I continued working on the report. Although, the written isn't going as fast as I want. I struggled a lot during the last sprint as I am not making the progress I want to. I have rewritten the structure of the Introduction and moved parts of the structure around. I want to discuss if this new structure is a better fit for the thesis:

Introduction:

• Fancy introduction text to introduce the title and captivate the reader
• Explain what is already done by other people
• Explanation of what happened in the industry over the last couple of years
• Explanation of concepts used in the thesis
• Explain what is missing from the other research and what the thesis tries to solve
• Explain the structure of research/thesis Problem description:
• Explain in more details the problems that were left out in the current research and why these are important
• Explain scope of project Design:
• Explain the proposed solution to the mentioned problems through the framework

[synctext]

report (25).pdf review of current thesis:

• Vage "How to minimize the risk associated with the use of dependencies?". More concrete 'can we use social trust and crowdsourcing to improve security of libraries'?
• consider adding: "non-revocable publication of libraries"
• "It tries to find a balance between the software practices of Today and the impractical concepts of the future.", reformulate the future
• Chapter 2: "This work sets out to create a unified framework for reusable developer modules and user plug-ins built on top of IPv8."; make a clear opening sentence. Tribler comes later chapter: 'We use a concrete use-case driven methodology to advance the cause of software re-usability. '.
• live overlay: or integrated autonomous dissemination. No central entity or central governance, self-organising.

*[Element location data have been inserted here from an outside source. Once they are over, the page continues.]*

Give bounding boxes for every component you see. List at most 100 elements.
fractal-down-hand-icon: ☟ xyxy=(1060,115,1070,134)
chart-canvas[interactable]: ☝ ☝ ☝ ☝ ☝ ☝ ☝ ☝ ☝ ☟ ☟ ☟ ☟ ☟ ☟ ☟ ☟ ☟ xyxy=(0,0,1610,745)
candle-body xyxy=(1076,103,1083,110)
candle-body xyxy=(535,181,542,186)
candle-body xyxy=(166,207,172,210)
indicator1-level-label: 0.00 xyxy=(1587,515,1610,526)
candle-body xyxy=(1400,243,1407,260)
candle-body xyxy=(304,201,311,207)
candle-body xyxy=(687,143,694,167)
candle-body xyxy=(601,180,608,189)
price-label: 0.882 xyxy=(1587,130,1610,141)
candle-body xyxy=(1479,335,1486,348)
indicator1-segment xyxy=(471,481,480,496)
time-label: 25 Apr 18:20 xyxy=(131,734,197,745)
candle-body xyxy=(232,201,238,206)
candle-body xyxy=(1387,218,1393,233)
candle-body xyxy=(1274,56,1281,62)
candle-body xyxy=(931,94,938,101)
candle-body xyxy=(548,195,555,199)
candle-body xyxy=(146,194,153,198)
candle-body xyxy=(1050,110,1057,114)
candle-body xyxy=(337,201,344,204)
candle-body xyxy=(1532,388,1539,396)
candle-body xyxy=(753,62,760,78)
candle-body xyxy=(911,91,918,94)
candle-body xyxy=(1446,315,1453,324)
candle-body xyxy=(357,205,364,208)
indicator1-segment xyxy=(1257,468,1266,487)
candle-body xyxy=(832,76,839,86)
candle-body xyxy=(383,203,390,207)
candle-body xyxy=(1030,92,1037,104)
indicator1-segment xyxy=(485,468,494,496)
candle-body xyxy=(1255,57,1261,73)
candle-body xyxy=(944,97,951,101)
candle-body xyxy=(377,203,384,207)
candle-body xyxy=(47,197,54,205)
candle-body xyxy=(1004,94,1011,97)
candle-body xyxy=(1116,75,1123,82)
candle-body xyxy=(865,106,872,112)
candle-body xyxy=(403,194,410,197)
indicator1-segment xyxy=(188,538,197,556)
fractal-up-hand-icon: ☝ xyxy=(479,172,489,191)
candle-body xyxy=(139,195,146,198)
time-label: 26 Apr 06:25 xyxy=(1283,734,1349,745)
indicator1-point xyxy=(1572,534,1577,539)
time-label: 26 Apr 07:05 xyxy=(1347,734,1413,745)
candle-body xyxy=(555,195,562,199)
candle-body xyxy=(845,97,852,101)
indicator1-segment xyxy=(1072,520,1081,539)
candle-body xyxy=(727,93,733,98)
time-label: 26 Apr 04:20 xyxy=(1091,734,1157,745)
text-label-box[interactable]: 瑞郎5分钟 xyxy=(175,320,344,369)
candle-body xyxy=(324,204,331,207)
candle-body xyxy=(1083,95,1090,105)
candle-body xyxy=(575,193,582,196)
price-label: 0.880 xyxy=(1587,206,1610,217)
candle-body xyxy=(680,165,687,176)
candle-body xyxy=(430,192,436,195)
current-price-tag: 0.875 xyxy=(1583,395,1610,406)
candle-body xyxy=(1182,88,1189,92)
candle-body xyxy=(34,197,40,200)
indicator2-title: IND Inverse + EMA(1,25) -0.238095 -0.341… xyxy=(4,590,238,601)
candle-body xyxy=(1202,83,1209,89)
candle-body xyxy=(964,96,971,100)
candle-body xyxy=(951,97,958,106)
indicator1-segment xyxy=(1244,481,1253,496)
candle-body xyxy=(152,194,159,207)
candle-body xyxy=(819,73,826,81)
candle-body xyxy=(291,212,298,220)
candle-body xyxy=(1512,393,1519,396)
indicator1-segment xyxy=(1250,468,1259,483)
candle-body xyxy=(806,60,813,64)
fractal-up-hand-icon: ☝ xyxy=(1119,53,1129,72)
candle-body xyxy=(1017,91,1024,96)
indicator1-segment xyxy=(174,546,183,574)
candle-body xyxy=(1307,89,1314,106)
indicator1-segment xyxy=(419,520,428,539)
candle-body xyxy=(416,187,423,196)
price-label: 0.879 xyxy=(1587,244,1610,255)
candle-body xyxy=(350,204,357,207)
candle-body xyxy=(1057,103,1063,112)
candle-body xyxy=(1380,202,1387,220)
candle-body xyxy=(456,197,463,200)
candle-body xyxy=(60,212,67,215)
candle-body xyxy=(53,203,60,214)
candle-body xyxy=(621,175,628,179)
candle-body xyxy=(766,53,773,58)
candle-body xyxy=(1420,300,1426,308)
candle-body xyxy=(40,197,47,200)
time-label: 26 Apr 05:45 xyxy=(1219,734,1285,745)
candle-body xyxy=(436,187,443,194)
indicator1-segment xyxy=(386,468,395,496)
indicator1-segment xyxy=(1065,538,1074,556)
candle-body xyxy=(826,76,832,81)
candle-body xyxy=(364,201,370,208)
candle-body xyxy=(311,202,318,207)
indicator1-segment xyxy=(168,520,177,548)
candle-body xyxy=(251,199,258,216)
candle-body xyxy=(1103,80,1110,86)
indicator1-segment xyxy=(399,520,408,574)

No owner as person or organisation
• trustworthy code
  • open ecosystem
  • crowsourcing
  • trust function
• runtime engine
  • dynamic loading
  • integrated autonomous dissemination
  • seamless upgrading

ToDo: animated .GIF of whole trustchain .APK starting, loading, module fetching, trustchain starting, crawling, and browsing ? Use as leading example in thesis experiment? Merge Chapter 5 in other chapter?

[mitchellolsthoorn]

Progress update:

• Rewrote majority of introduction to be more polished
• Changed structure of problem description and added more information

[synctext]

LATEST raw .pdf of master thesis

• Re-write the 2.4. Runtime Engine more as a problem description, instead of a solution direction. Like: "A key bottleneck for re-usability and usability is the lack of support within the execution environment. Requirements for our envisioned runtime engine are as follows...". Requirement: "runtime support"?
• "Euthereum", modern spelling checker?
• Chapter "FBASE design"

[mitchellolsthoorn]

Progress update

• Fixed some points in the Problem description
• Rewrote the FBase design chapter
• Filled in the Final thesis document
• Want to have review version coming Friday

PDF

[synctext]

Comments:

• "3.5. Blockchain Storage"; organisational principles?